Faleceu no dia 20 de abril, em Belo Horizonte, a professora Dea Ribeiro Fenelon, cuja trajetória como docente e pesquisadora na área de História fizeram-na conhecida e respeitada nos meios acadêmicos brasileiros, em especial pelo espírito crítico e rigor que imprimiu a todas as atividades de que participou. Lecionou na Universidade Federal de Minas Gerais (1960-1970), na Universidade de Brasília (1970-1973), na Universidade Metodista de Piracicaba (1974-1978), na Universidade Estadual de Campinas (1975-1986), na Universidade Autônoma do México (1983) e na Pontifícia Universidade Católica de São Paulo (1984-2002), tendo sido responsável pela formação de várias gerações de historiadores, alguns dos quais diretamente orientados por ela em trabalhos de conclusão de curso, dissertações de mestrado e teses de doutoramento. Além de reflexões importantes sobre pesquisa e ensino da História, deixou vasta obra publicada em torno de temas como trabalho, cidade, cotidiano, memória, patrimônio e cidadania. Ocupou-se também da problemática das fontes e, em especial, dos arquivos, produzindo instrumentos de pesquisa e prestando assessoria, como consultora, ao Arquivo do Estado de São Paulo (1989-1991) e ao Arquivo Público de Uberaba (1994).
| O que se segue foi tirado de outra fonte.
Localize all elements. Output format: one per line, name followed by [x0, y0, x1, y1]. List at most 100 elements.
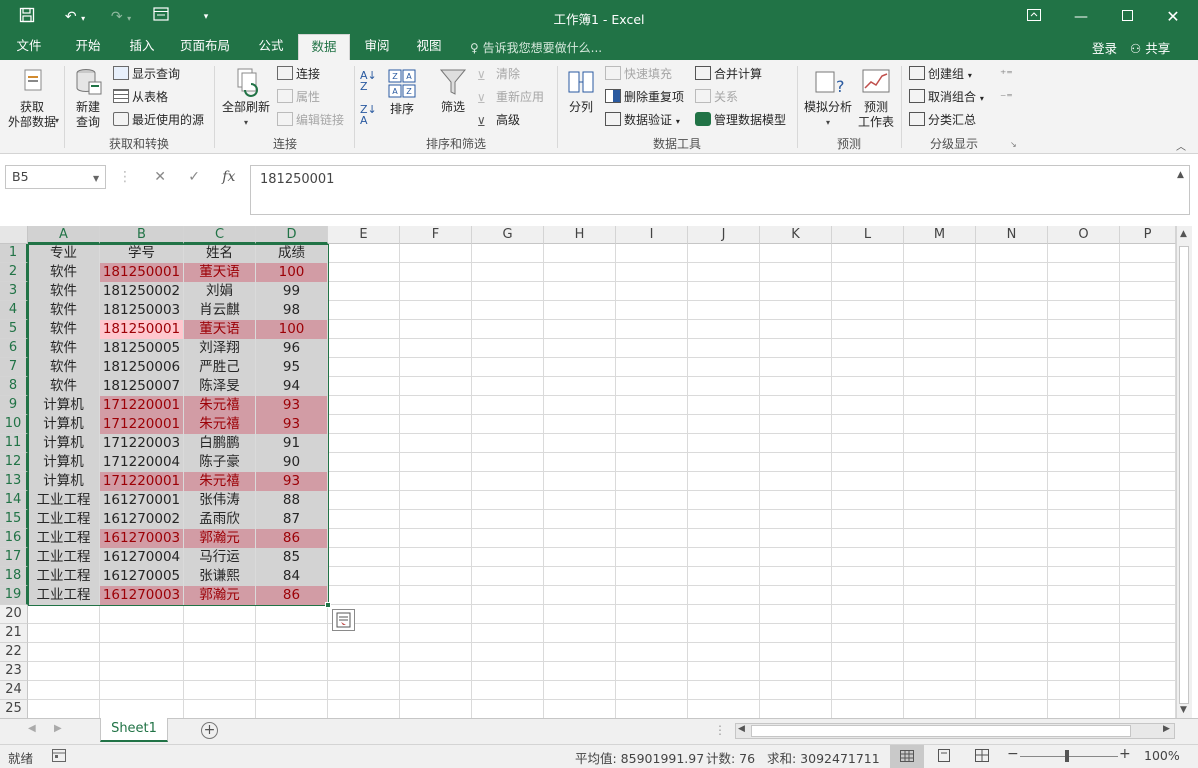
cell-c17[interactable]: 马行运 [184, 548, 255, 567]
row-header-8[interactable]: 8 [0, 377, 28, 396]
row-header-14[interactable]: 14 [0, 491, 28, 510]
tab-review[interactable]: 审阅 [354, 34, 400, 60]
ribbon-display-icon[interactable] [1021, 7, 1047, 27]
cell-c9[interactable]: 朱元禧 [184, 396, 255, 415]
row-header-10[interactable]: 10 [0, 415, 28, 434]
cell-d7[interactable]: 95 [256, 358, 327, 377]
prev-sheet-icon[interactable]: ◀ [28, 723, 36, 734]
column-header-l[interactable]: L [832, 226, 904, 244]
chevron-down-icon[interactable]: ▼ [93, 174, 99, 183]
zoom-level[interactable]: 100% [1144, 748, 1180, 763]
cell-b2[interactable]: 181250001 [100, 263, 183, 282]
column-header-c[interactable]: C [184, 226, 256, 244]
show-query-button[interactable]: 显示查询 [113, 64, 180, 84]
formula-input[interactable]: 181250001 [250, 165, 1190, 215]
header-cell-c1[interactable]: 姓名 [184, 244, 255, 263]
scroll-down-icon[interactable]: ▼ [1180, 705, 1187, 715]
row-header-23[interactable]: 23 [0, 662, 28, 681]
login-link[interactable]: 登录 [1092, 38, 1117, 57]
cell-b12[interactable]: 171220004 [100, 453, 183, 472]
cell-a18[interactable]: 工业工程 [28, 567, 99, 586]
filter-button[interactable]: 筛选 [434, 66, 472, 115]
flash-fill-button[interactable]: 快速填充 [605, 64, 672, 84]
cell-b17[interactable]: 161270004 [100, 548, 183, 567]
row-header-6[interactable]: 6 [0, 339, 28, 358]
row-header-22[interactable]: 22 [0, 643, 28, 662]
cell-c2[interactable]: 董天语 [184, 263, 255, 282]
cell-a17[interactable]: 工业工程 [28, 548, 99, 567]
next-sheet-icon[interactable]: ▶ [54, 723, 62, 734]
cell-c4[interactable]: 肖云麒 [184, 301, 255, 320]
cell-d14[interactable]: 88 [256, 491, 327, 510]
scroll-right-icon[interactable]: ▶ [1163, 724, 1170, 734]
quick-analysis-button[interactable] [332, 609, 355, 631]
row-header-24[interactable]: 24 [0, 681, 28, 700]
column-header-p[interactable]: P [1120, 226, 1176, 244]
cell-d3[interactable]: 99 [256, 282, 327, 301]
row-header-2[interactable]: 2 [0, 263, 28, 282]
row-header-4[interactable]: 4 [0, 301, 28, 320]
cell-d11[interactable]: 91 [256, 434, 327, 453]
row-header-18[interactable]: 18 [0, 567, 28, 586]
cell-b5[interactable]: 181250001 [100, 320, 183, 339]
scroll-left-icon[interactable]: ◀ [738, 724, 745, 734]
cell-b14[interactable]: 161270001 [100, 491, 183, 510]
cell-b9[interactable]: 171220001 [100, 396, 183, 415]
tab-view[interactable]: 视图 [406, 34, 452, 60]
row-header-3[interactable]: 3 [0, 282, 28, 301]
cell-d8[interactable]: 94 [256, 377, 327, 396]
refresh-all-button[interactable]: 全部刷新 ▾ [218, 66, 274, 130]
column-header-j[interactable]: J [688, 226, 760, 244]
cell-b7[interactable]: 181250006 [100, 358, 183, 377]
cell-d15[interactable]: 87 [256, 510, 327, 529]
cell-a19[interactable]: 工业工程 [28, 586, 99, 605]
sort-ascending-icon[interactable]: A↓ Z [360, 70, 377, 94]
cell-b6[interactable]: 181250005 [100, 339, 183, 358]
cell-c7[interactable]: 严胜己 [184, 358, 255, 377]
cell-c15[interactable]: 孟雨欣 [184, 510, 255, 529]
cell-b4[interactable]: 181250003 [100, 301, 183, 320]
expand-formula-icon[interactable]: ▲ [1177, 170, 1184, 180]
row-header-13[interactable]: 13 [0, 472, 28, 491]
page-layout-view-icon[interactable] [937, 749, 951, 765]
cell-d5[interactable]: 100 [256, 320, 327, 339]
dialog-launcher-icon[interactable]: ↘ [1010, 140, 1017, 149]
column-header-h[interactable]: H [544, 226, 616, 244]
row-header-15[interactable]: 15 [0, 510, 28, 529]
row-header-5[interactable]: 5 [0, 320, 28, 339]
row-header-7[interactable]: 7 [0, 358, 28, 377]
cell-b13[interactable]: 171220001 [100, 472, 183, 491]
macro-record-icon[interactable] [52, 749, 66, 765]
tab-page-layout[interactable]: 页面布局 [172, 34, 238, 60]
tell-me-box[interactable]: ♀ 告诉我您想要做什么... [470, 39, 602, 56]
tab-formulas[interactable]: 公式 [248, 34, 294, 60]
row-header-25[interactable]: 25 [0, 700, 28, 719]
row-header-21[interactable]: 21 [0, 624, 28, 643]
function-icon[interactable]: fx [222, 169, 235, 185]
cell-c6[interactable]: 刘泽翔 [184, 339, 255, 358]
header-cell-d1[interactable]: 成绩 [256, 244, 327, 263]
cell-b3[interactable]: 181250002 [100, 282, 183, 301]
tab-data[interactable]: 数据 [298, 34, 350, 60]
column-header-g[interactable]: G [472, 226, 544, 244]
cell-c16[interactable]: 郭瀚元 [184, 529, 255, 548]
relationships-button[interactable]: 关系 [695, 87, 738, 107]
cell-d4[interactable]: 98 [256, 301, 327, 320]
cell-d2[interactable]: 100 [256, 263, 327, 282]
add-sheet-icon[interactable]: + [201, 722, 218, 739]
sheet-tab[interactable]: Sheet1 [100, 718, 168, 742]
horizontal-scroll-thumb[interactable] [751, 725, 1131, 737]
cell-a4[interactable]: 软件 [28, 301, 99, 320]
recent-sources-button[interactable]: 最近使用的源 [113, 110, 204, 130]
share-button[interactable]: ⚇ 共享 [1130, 38, 1170, 57]
properties-button[interactable]: 属性 [277, 87, 320, 107]
show-detail-icon[interactable]: ⁺⁼ [1000, 64, 1013, 84]
cell-c10[interactable]: 朱元禧 [184, 415, 255, 434]
cell-b10[interactable]: 171220001 [100, 415, 183, 434]
cell-d19[interactable]: 86 [256, 586, 327, 605]
cell-a3[interactable]: 软件 [28, 282, 99, 301]
column-header-m[interactable]: M [904, 226, 976, 244]
scroll-up-icon[interactable]: ▲ [1180, 229, 1187, 239]
cell-c11[interactable]: 白鹏鹏 [184, 434, 255, 453]
cell-b11[interactable]: 171220003 [100, 434, 183, 453]
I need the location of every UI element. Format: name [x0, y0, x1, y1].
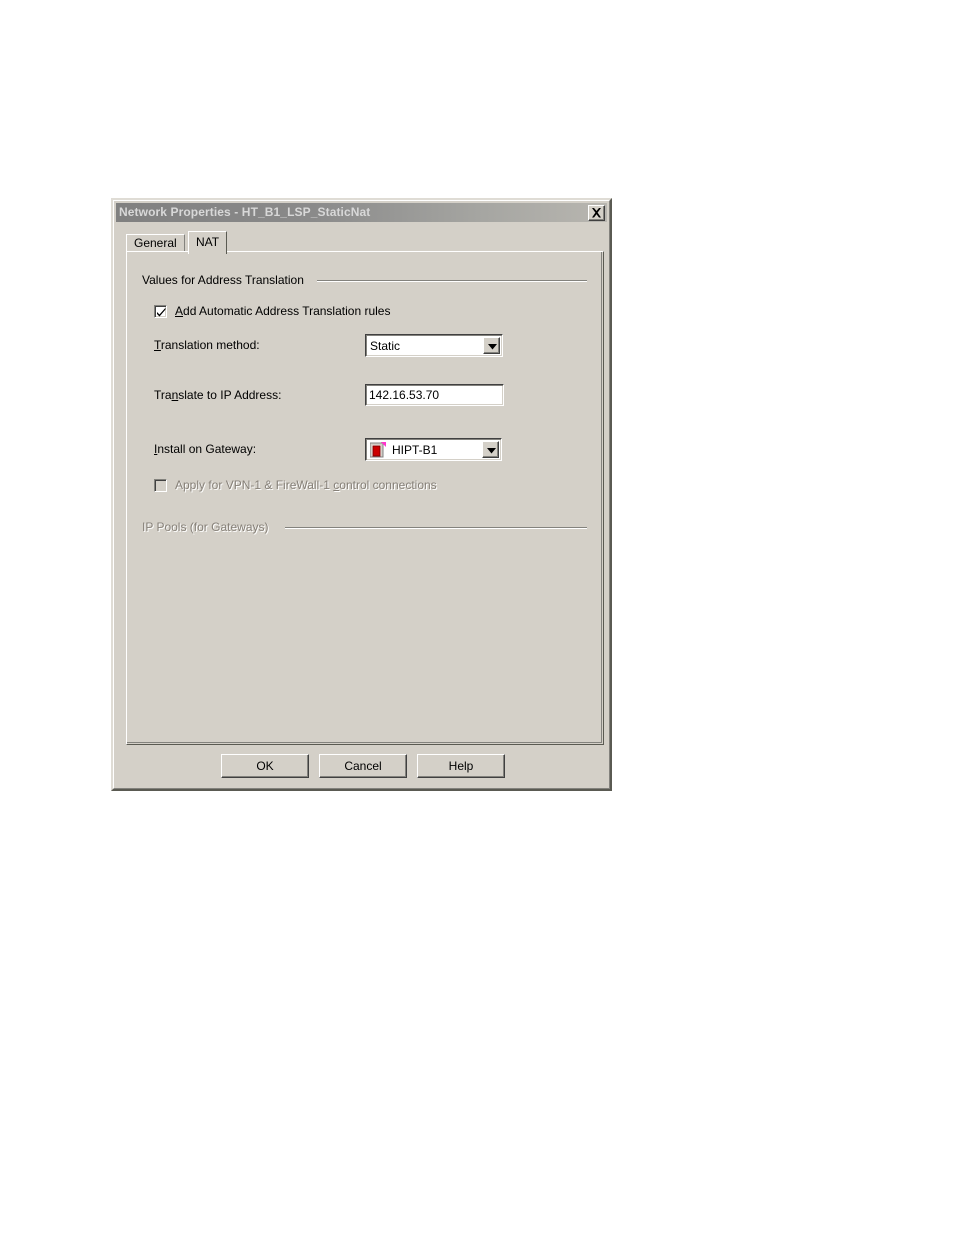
- checkbox-box-add-auto-nat[interactable]: [154, 304, 167, 318]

Procurou sempre analisar as diferentes instituições de custódia de documentos – museus, arquivos e centros de memória – a partir da perspectiva de uma política pública voltada não apenas para a preservação do patrimônio documental, mas, sobretudo, para o acesso e “o direito à memória”. Foi essa expressão, aliás, que deu título ao congresso internacional que organizou em São Paulo, em 1991, quando à frente do Departamento de Patrimônio Histórico da Secretaria Municipal de Cultura, e que propiciou um fértil e instigante debate interdisciplinar sobre o assunto.

  

A comunidade arquivística de São Paulo lamenta a morte da professora Dea Ribeiro Fenelon e se irmana às demais entidades que lhe prestam as merecidas homenagens.